In addition to new chicken contracts, the policy has resulted in an increase in purchases from local small and mid-sized farmers. Before, about 10 percent of the produce served in schools was sourced within 200 miles of the district. Today, that number ranges from 50 to 72 percent, depending on the season.

In one example, Gold Star partnered with Shepherd’s Grain to source wheat fromRobinson Ranch, a family-owned sustainable wheat farm in Merced, California. The wheat is grown for LAUSD on the farm, milled in Los Angeles, and baked into 40 million dinner rolls, knotted buns, and other kinds of bread for the students. Robinson Ranch benefit, says Ewing, because they have a guaranteed customer in LAUSD, which buys about 160,000 bushels of wheat a year.

“The farmer knows that the food is already sold,” says Ewing. “They don’t have to hedge their bets.”

Challenges remain, but the model is being replicated.
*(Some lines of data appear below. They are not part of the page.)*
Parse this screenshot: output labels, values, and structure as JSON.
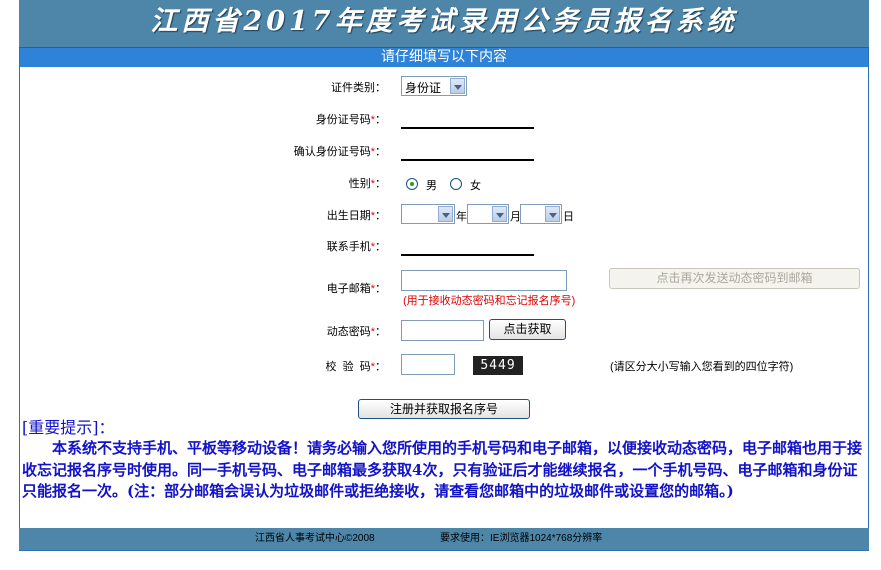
{
  "header": {
    "title": "江西省2017年度考试录用公务员报名系统"
  },
  "subheader": {
    "text": "请仔细填写以下内容"
  },
  "form": {
    "id_type": {
      "label": "证件类别：",
      "value": "身份证"
    },
    "id_number": {
      "label": "身份证号码",
      "required": "*",
      "colon": "："
    },
    "id_confirm": {
      "label": "确认身份证号码",
      "required": "*",
      "colon": "："
    },
    "gender": {
      "label": "性别",
      "required": "*",
      "colon": "：",
      "male": "男",
      "female": "女",
      "selected": "男"
    },
    "birth": {
      "label": "出生日期",
      "required": "*",
      "colon": "：",
      "year_unit": "年",
      "month_unit": "月",
      "day_unit": "日"
    },
    "mobile": {
      "label": "联系手机",
      "required": "*",
      "colon": "："
    },
    "email": {
      "label": "电子邮箱",
      "required": "*",
      "colon": "：",
      "hint": "(用于接收动态密码和忘记报名序号)",
      "resend_button": "点击再次发送动态密码到邮箱"
    },
    "otp": {
      "label": "动态密码",
      "required": "*",
      "colon": "：",
      "get_button": "点击获取"
    },
    "captcha": {
      "label": "校  验  码",
      "required": "*",
      "colon": "：",
      "image_text": "5449",
      "hint": "(请区分大小写输入您看到的四位字符)"
    },
    "submit_button": "注册并获取报名序号"
  },
  "notice": {
    "title": "[重要提示]：",
    "body": "本系统不支持手机、平板等移动设备！请务必输入您所使用的手机号码和电子邮箱，以便接收动态密码，电子邮箱也用于接收忘记报名序号时使用。同一手机号码、电子邮箱最多获取4次，只有验证后才能继续报名，一个手机号码、电子邮箱和身份证只能报名一次。(注：部分邮箱会误认为垃圾邮件或拒绝接收，请查看您邮箱中的垃圾邮件或设置您的邮箱。)"
  },
  "footer": {
    "copyright": "江西省人事考试中心©2008",
    "requirement": "要求使用：IE浏览器1024*768分辨率"
  },
  "colors": {
    "banner": "#4d86a8",
    "subheader": "#2e83d8",
    "notice": "#1212c8",
    "required": "#e00000"
  }
}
Still, Delwiche acknowledges that implementing the policy at the nearly 1,100 schools in LAUSD, didn’t come without challenges. Initially, many school administrators didn’t understand what the GFPP was, not to mention why it was important, or how it worked. Plus, all five values—local, sustainable, humane, fair, and healthy—must hang together and cannot be separated for the sake of ease or simplicity. And all producers and distributors must be checked to verify that they meet (and continue to meet) the baseline in all five categories. This is a time-intensive prospect.

“When the policy was adopted in Los Angeles, we had not given any thought to implementation,” admits Delwiche. “The breakthrough was that we created a holistic vision. But, in reality, it’s way too complicated for anyone who is just trying to do their job, and might not have a food systems background.”

The Center for Good Food Purchasing developed in response to those early challenges. They act as a national clearinghouse for the GFPP, providing analysis, tools, and guidance to help schools and other institutions navigate the initial steps of signing on.

Los Angeles has become an example of what’s possible when values-based procurement becomes the norm. Now, food advocates in Long Beach are lobbying the city government to adopt the policy. And San Francisco Unified School District paid attention. At the end of May, the S.F. Board of Education voted unanimously to adopt the GFPP, becoming only the second school district in the country to do so.

“You see a lot of people who say they are going to do something, and there’s a lot of hype and promotion, and when it all goes away, they don’t do what they said they were going to do,” says Stephanie Ewing at Gold Star Foods. “If LAUSD is capable of doing this, then why can’t everybody else?”